= Springthorpe Estate =

Residential estate in Macleod, Melbourne

Logo of the Springthorpe Estate in Macleod, Victoria, Australia

The Springthorpe Estate, often shortened to Springthorpe, is a residential housing estate with an area of approximately 50 hectares located in the Melbourne suburb of Macleod in Victoria, Australia. It is surrounded by the Dunvegan Estate and Cherry Street Grasslands to the east, Gresswell Forest Nature Conservation Reserve to the north, La Trobe University to the west and La Trobe University and Macleod Estate to the south.

== History ==

Map of the Springthorpe Estate in Macleod, Victoria, Australia.

The Springthorpe Estate traces its origins to the colonial land sales in the Colony of Victoria, when Crown Portions 9 and 10 in the Parish of Keelbundoora, County of Burke (covering modern-day Macleod and Bundoora) were sold to Neil McLean on 5 February 1840 for £816. After purchase, Neil McLean named both properties ‘Strathallan’. McLean's brother, Malcolm, took over the land in 1842, but then returned to Scotland with his wife and children in the late 1850s, leaving an agent in control. Much of the flatter land was cleared of vegetation for farming aside from some of the large river red gums (Eucalyptus camaldulensis). The agent leased portions of the land to several tenant farmers for grazing, dairying, and other activities.

Charles Henry James MLC purchased the Strathallan estate from the McLean family in December 1888 for £234,000 but his purchase was subject to protracted legal battles and disputes that continued until 1891, by which time Mr. James was bankrupt.

A large part of the Strathallan Estate east of Plenty Road (covering most of Crown Porton 10) was subsequently acquired by the Crown in 1907 for the establishment of the Mont Park Asylum, which covered a substantial part of what is now the Springthorpe Estate.

Ownership of the remaining portion of the Strathallan property (covering all of Crown Portion 9 and a little of Crown Portion 10 to the east of modern-day Springthorpe Estate) then transferred to the Commercial Bank of Australia in 1902.

The Commercial Bank of Australia subdivided the land into three portions. On 18 December 1908, the bank sold the northernmost and central sections to Edith Jessie Macleod for £6000, or approximately £15 per acre. The press of the time credited Edith Macleod's husband, Malcolm Anderson Macleod, with owning the land but this was not the case. (The southern portion of the bank's holding was sold to Michael Le Grand in 1911 and covers modern-day Golf Links Estate and Macleod Estate). The central section, which consisted of a thin strip of land measuring 31.51 hectares was sold to the State Government of Victoria on 19 December 1908 for £2375, or £30 per acre to enable the construction of a branch railway line from the Hurstbridge railway to the neighbouring asylum.

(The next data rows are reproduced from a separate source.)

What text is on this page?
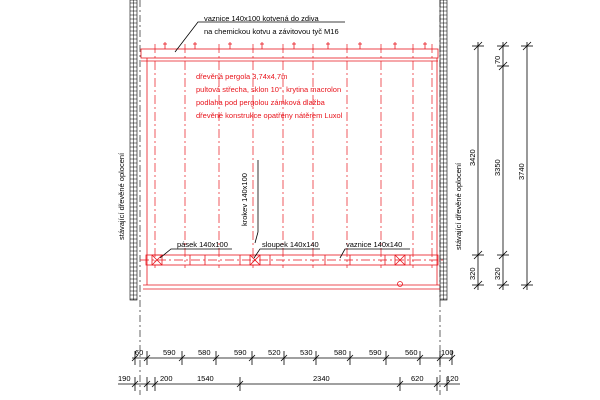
stávající dřevěné oplocení	stávající dřevěné oplocení
dřevěná pergola 3,74x4,7m
pultová střecha, sklon 10°, krytina macrolon
podlaha pod pergolou zámková dlažba
dřevěné konstrukce opatřeny nátěrem Luxol
vaznice 140x100 kotvená do zdiva
na chemickou kotvu a závitovou tyč M16
krokev 140x100
pásek 140x100	sloupek 140x140	vaznice 140x140
60	590	580	590	520	530	580	590	560	100
190	200	1540	2340	620	120
3420
320
70
3350
320
3740
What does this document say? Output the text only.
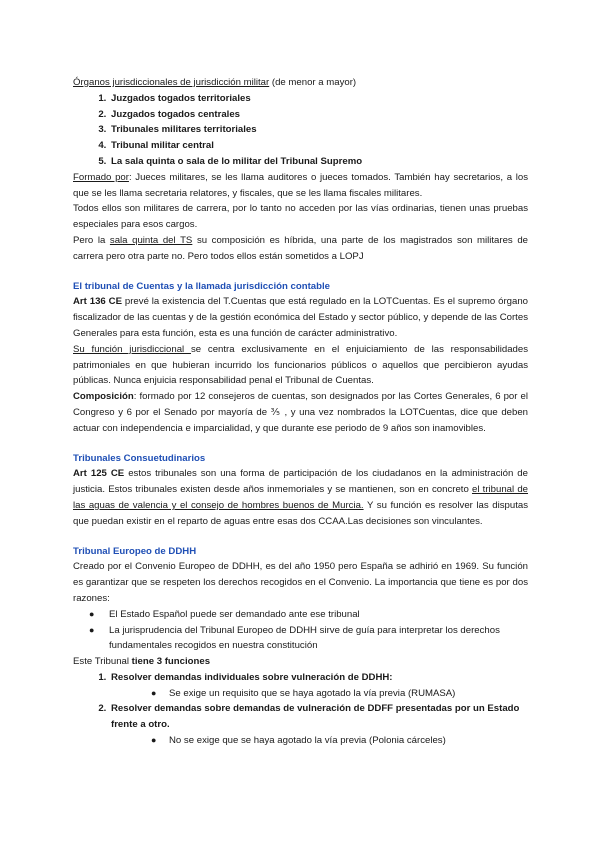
Órganos jurisdiccionales de jurisdicción militar (de menor a mayor)

1. Juzgados togados territoriales
2. Juzgados togados centrales
3. Tribunales militares territoriales
4. Tribunal militar central
5. La sala quinta o sala de lo militar del Tribunal Supremo

Formado por: Jueces militares, se les llama auditores o jueces tomados. También hay secretarios, a los que se les llama secretaria relatores, y fiscales, que se les llama fiscales militares.

Todos ellos son militares de carrera, por lo tanto no acceden por las vías ordinarias, tienen unas pruebas especiales para esos cargos.

Pero la sala quinta del TS su composición es híbrida, una parte de los magistrados son militares de carrera pero otra parte no. Pero todos ellos están sometidos a LOPJ

El tribunal de Cuentas y la llamada jurisdicción contable

Art 136 CE prevé la existencia del T.Cuentas que está regulado en la LOTCuentas. Es el supremo órgano fiscalizador de las cuentas y de la gestión económica del Estado y sector público, y depende de las Cortes Generales para esta función, esta es una función de carácter administrativo.

Su función jurisdiccional se centra exclusivamente en el enjuiciamiento de las responsabilidades patrimoniales en que hubieran incurrido los funcionarios públicos o aquellos que percibieron ayudas públicas. Nunca enjuicia responsabilidad penal el Tribunal de Cuentas.

Composición: formado por 12 consejeros de cuentas, son designados por las Cortes Generales, 6 por el Congreso y 6 por el Senado por mayoría de ⅗ , y una vez nombrados la LOTCuentas, dice que deben actuar con independencia e imparcialidad, y que durante ese periodo de 9 años son inamovibles.

Tribunales Consuetudinarios

Art 125 CE estos tribunales son una forma de participación de los ciudadanos en la administración de justicia. Estos tribunales existen desde años inmemoriales y se mantienen, son en concreto el tribunal de las aguas de valencia y el consejo de hombres buenos de Murcia. Y su función es resolver las disputas que puedan existir en el reparto de aguas entre esas dos CCAA.Las decisiones son vinculantes.

Tribunal Europeo de DDHH

Creado por el Convenio Europeo de DDHH, es del año 1950 pero España se adhirió en 1969. Su función es garantizar que se respeten los derechos recogidos en el Convenio. La importancia que tiene es por dos razones:

● El Estado Español puede ser demandado ante ese tribunal
● La jurisprudencia del Tribunal Europeo de DDHH sirve de guía para interpretar los derechos fundamentales recogidos en nuestra constitución

Este Tribunal tiene 3 funciones

1. Resolver demandas individuales sobre vulneración de DDHH:
● Se exige un requisito que se haya agotado la vía previa (RUMASA)
2. Resolver demandas sobre demandas de vulneración de DDFF presentadas por un Estado frente a otro.
● No se exige que se haya agotado la vía previa (Polonia cárceles)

The timing and methods by which the strip of land was acquired for the railway line indicates likely corruption. The land transfer was examined as part of the 1909 Royal Commission on the Acquisition of Certain Estates by Sir Thomas Bent. The enquiry found that the purchase price was excessive. Engineers then discovered that the land was too steep to accommodate the proposed railway line, so a land swap had to be arranged between Edith Macleod and the Crown for some of her remaining land holdings nearby. The land swap was enabled by the Mont Park Land Act 1910 (Vic.), which enabled the construction of the Mont Park branch line from Macleod station to the asylum in a north-westerly direction.

Map showing the layout of the Mont Park asylum complex in the 1990s, with institution names overlaid, prior to closure.

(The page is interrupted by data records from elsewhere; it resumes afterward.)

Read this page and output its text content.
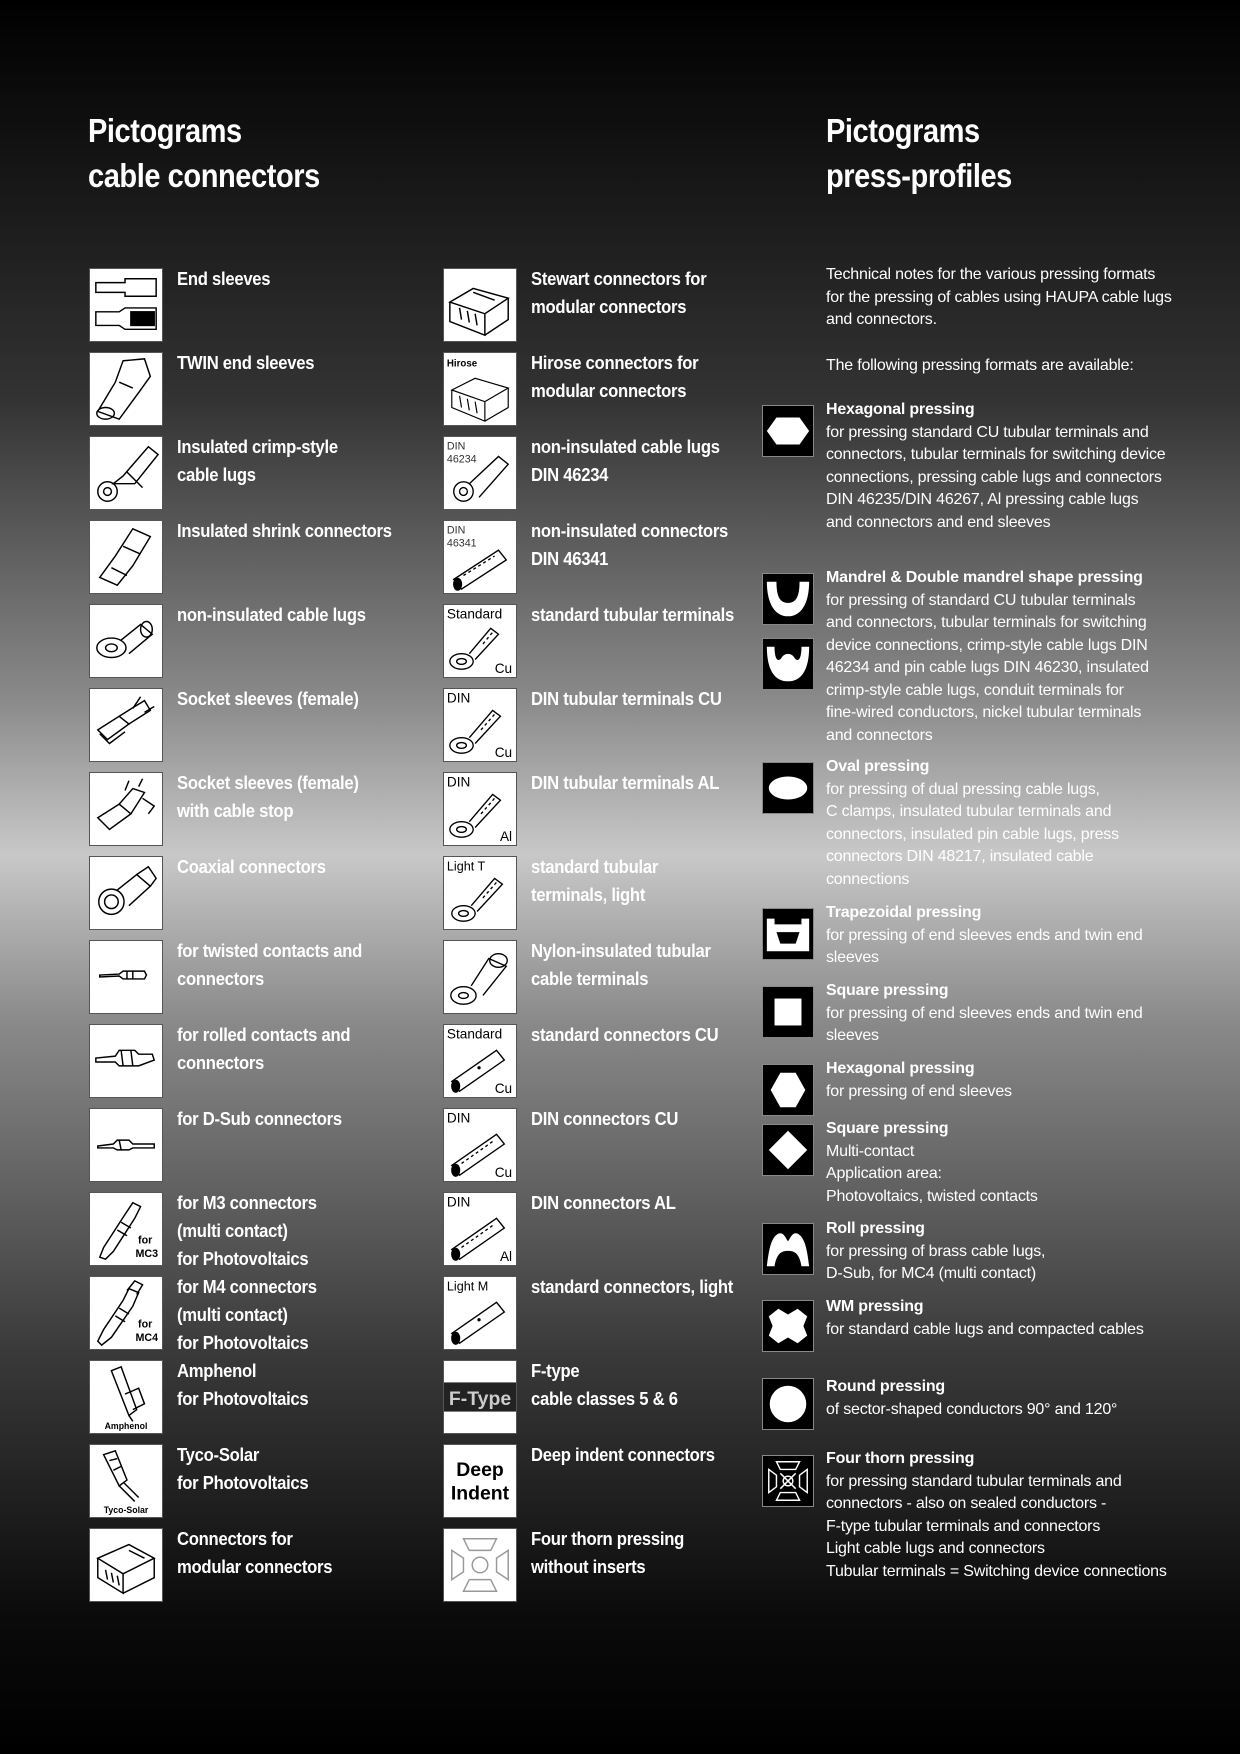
Pictograms
cable connectors
Pictograms
press-profiles
End sleeves
TWIN end sleeves
Insulated crimp-style
cable lugs
Insulated shrink connectors
non-insulated cable lugs
Socket sleeves (female)
Socket sleeves (female)
with cable stop
Coaxial connectors
for twisted contacts and
connectors
for rolled contacts and
connectors
for D-Sub connectors
for
MC3
for M3 connectors
(multi contact)
for Photovoltaics
for
MC4
for M4 connectors
(multi contact)
for Photovoltaics
Amphenol
Amphenol
for Photovoltaics
Tyco-Solar
Tyco-Solar
for Photovoltaics
Connectors for
modular connectors
Stewart connectors for
modular connectors
Hirose	Hirose connectors for
modular connectors
DIN
46234
non-insulated cable lugs
DIN 46234
DIN
46341
non-insulated connectors
DIN 46341
Standard
Cu
standard tubular terminals
DIN
Cu
DIN tubular terminals CU
DIN
Al
DIN tubular terminals AL
Light T standard tubular
terminals, light
Nylon-insulated tubular
cable terminals
Standard
Cu
standard connectors CU
DIN
Cu
DIN connectors CU
DIN
Al
DIN connectors AL
Light M standard connectors, light
F-Type
F-type
cable classes 5 & 6
Deep
Indent
Deep indent connectors
Four thorn pressing
without inserts

Technical notes for the various pressing formats
for the pressing of cables using HAUPA cable lugs
and connectors.

The following pressing formats are available:

Hexagonal pressing
for pressing standard CU tubular terminals and
connectors, tubular terminals for switching device
connections, pressing cable lugs and connectors
DIN 46235/DIN 46267, Al pressing cable lugs
and connectors and end sleeves
Mandrel & Double mandrel shape pressing
for pressing of standard CU tubular terminals
and connectors, tubular terminals for switching
device connections, crimp-style cable lugs DIN
46234 and pin cable lugs DIN 46230, insulated
crimp-style cable lugs, conduit terminals for
fine-wired conductors, nickel tubular terminals
and connectors
Oval pressing
for pressing of dual pressing cable lugs,
C clamps, insulated tubular terminals and
connectors, insulated pin cable lugs, press
connectors DIN 48217, insulated cable
connections
Trapezoidal pressing
for pressing of end sleeves ends and twin end
sleeves
Square pressing
for pressing of end sleeves ends and twin end
sleeves
Hexagonal pressing
for pressing of end sleeves
Square pressing
Multi-contact
Application area:
Photovoltaics, twisted contacts
Roll pressing
for pressing of brass cable lugs,
D-Sub, for MC4 (multi contact)
WM pressing
for standard cable lugs and compacted cables
Round pressing
of sector-shaped conductors 90° and 120°
Four thorn pressing
for pressing standard tubular terminals and
connectors - also on sealed conductors -
F-type tubular terminals and connectors
Light cable lugs and connectors
Tubular terminals = Switching device connections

Over successive decades, several institutions were variously established on the asylum lands:
- Mont Park Hospital
- Macleod Repatriation Hospital (administered by the Commonwealth)
- Gresswell Rehabilitation Centre
- Plenty Hospital

Many of these institutions were subsequently merged into North Eastern Metropolitan Psychiatric Services (NEMPS) in 1991, before being progressively closed-down in the 1990s. At this time, the Urban Land Authority took control of the land on behalf of the State Government in order to have it sold for residential subdivision. Some of the land was transferred to La Trobe University or set aside for reserves.

In 1998, developer Urban Pacific Pty. Ltd. won the State Government tender to redevelop the land as a housing estate in a project worth $180 million.

== Land sales ==

Land sales commenced in 2003 and continued for five years whilst the estate was developed in 14 stages.

== Other features ==

The Springthorpe Estate contains several community assets, including:
- Cascade Reserve
- Ernest Jones Reserve
- Village Common Reserve
- Springthorpe Country Club
- Springthorpe Retirement Village
- Various buildings belonging to La Trobe University

== Etymology ==
The name Springthorpe commemorates Dr. John Springthorpe of the Mont Park Hospital.